Despite “a very public warning by the Chinese authorities” that the promotion of gambling is forbidden in mainland China, key Crown executives “pushed on ahead with their aggressive marketing stance and did not highlight the heightened risks to their board.”
In a possible black mark for the regulators themselves, Crown “was allowed to self-investigate and approve their junkets,” Lee said. “There is no due diligence conducted by the authorities. I think one of the more obvious outcomes is that Crown failed that test.”
So, is Crown going down?
Not likely, said Lee, who believes NSW authorities will allow Crown to continue with the casino project, with “new levels of controls, such as government level approvals for junkets, rather than the self-approvals they are currently permitted.”
Brendan Bussmann, partner with gaming consultancy Global Market Advisors, told GGB News, “The current inquiry continues to raise questions about Crown’s suitability, not just looking at their activities in Australia, but also their past operations in China.
“Based on what we’ve heard, the regulators may have a difficult task of how best to move forward once they have all the facts.

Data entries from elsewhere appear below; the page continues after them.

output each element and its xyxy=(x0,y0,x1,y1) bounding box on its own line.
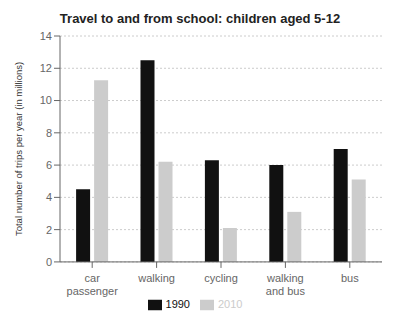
svg-text:Total number of trips per year: Total number of trips per year (in milli… xyxy=(13,62,24,236)
html-text:Travel to and from school: chi: Travel to and from school: children aged… xyxy=(59,11,341,26)
svg-text:12: 12 xyxy=(40,62,52,74)
html-text:2010: 2010 xyxy=(218,297,243,310)
svg-text:0: 0 xyxy=(46,256,52,268)
svg-text:bus: bus xyxy=(341,272,359,284)
svg-text:14: 14 xyxy=(40,30,52,42)
svg-text:walking: walking xyxy=(137,272,175,284)
svg-text:2: 2 xyxy=(46,224,52,236)
svg-text:carpassenger: carpassenger xyxy=(67,272,119,297)
svg-text:8: 8 xyxy=(46,127,52,139)
svg-text:cycling: cycling xyxy=(204,272,238,284)
svg-text:6: 6 xyxy=(46,159,52,171)
svg-text:walkingand bus: walkingand bus xyxy=(266,272,306,297)
svg-text:10: 10 xyxy=(40,94,52,106)
svg-text:4: 4 xyxy=(46,191,52,203)
html-text:1990: 1990 xyxy=(165,297,190,310)
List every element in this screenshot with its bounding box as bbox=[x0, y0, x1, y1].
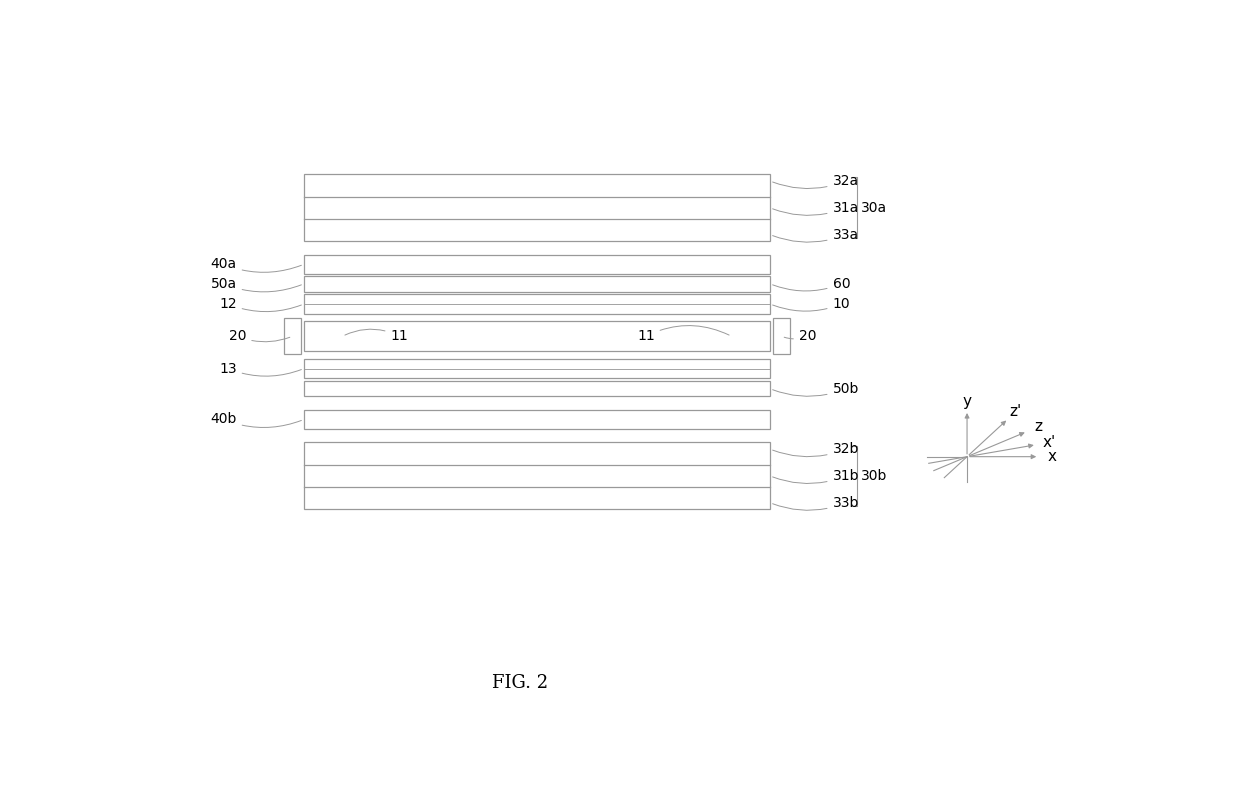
Text: x: x bbox=[1048, 449, 1056, 464]
Bar bbox=[304, 442, 770, 509]
Bar bbox=[304, 174, 770, 241]
Text: 31b: 31b bbox=[773, 469, 859, 484]
Text: 30a: 30a bbox=[862, 201, 888, 215]
Text: FIG. 2: FIG. 2 bbox=[492, 674, 548, 692]
Text: 12: 12 bbox=[219, 297, 301, 312]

There are a lot of directions this could go.”
Among the most unpleasant? According to the Herald, NSW taxpayers could be compelled to pay millions to Crown to help it keep out criminals. Under its 2014 deal with former NSW Premier Mike Baird, Crown can claim compensation worth 10.5 times the estimated negative financial impact from “any action” the NSW government takes that negatively affects its license.
MP Justin Field said the deed’s implications are “outrageous” and could discourage the state from taking action that would help keep criminal elements out of gaming.
Meanwhile, a website for the new casino, located in Sydney’s Barangaroo district, continues to promote it as a “new dawn in effortless sophistication for Australia” and “a defining landmark of this beautiful city.”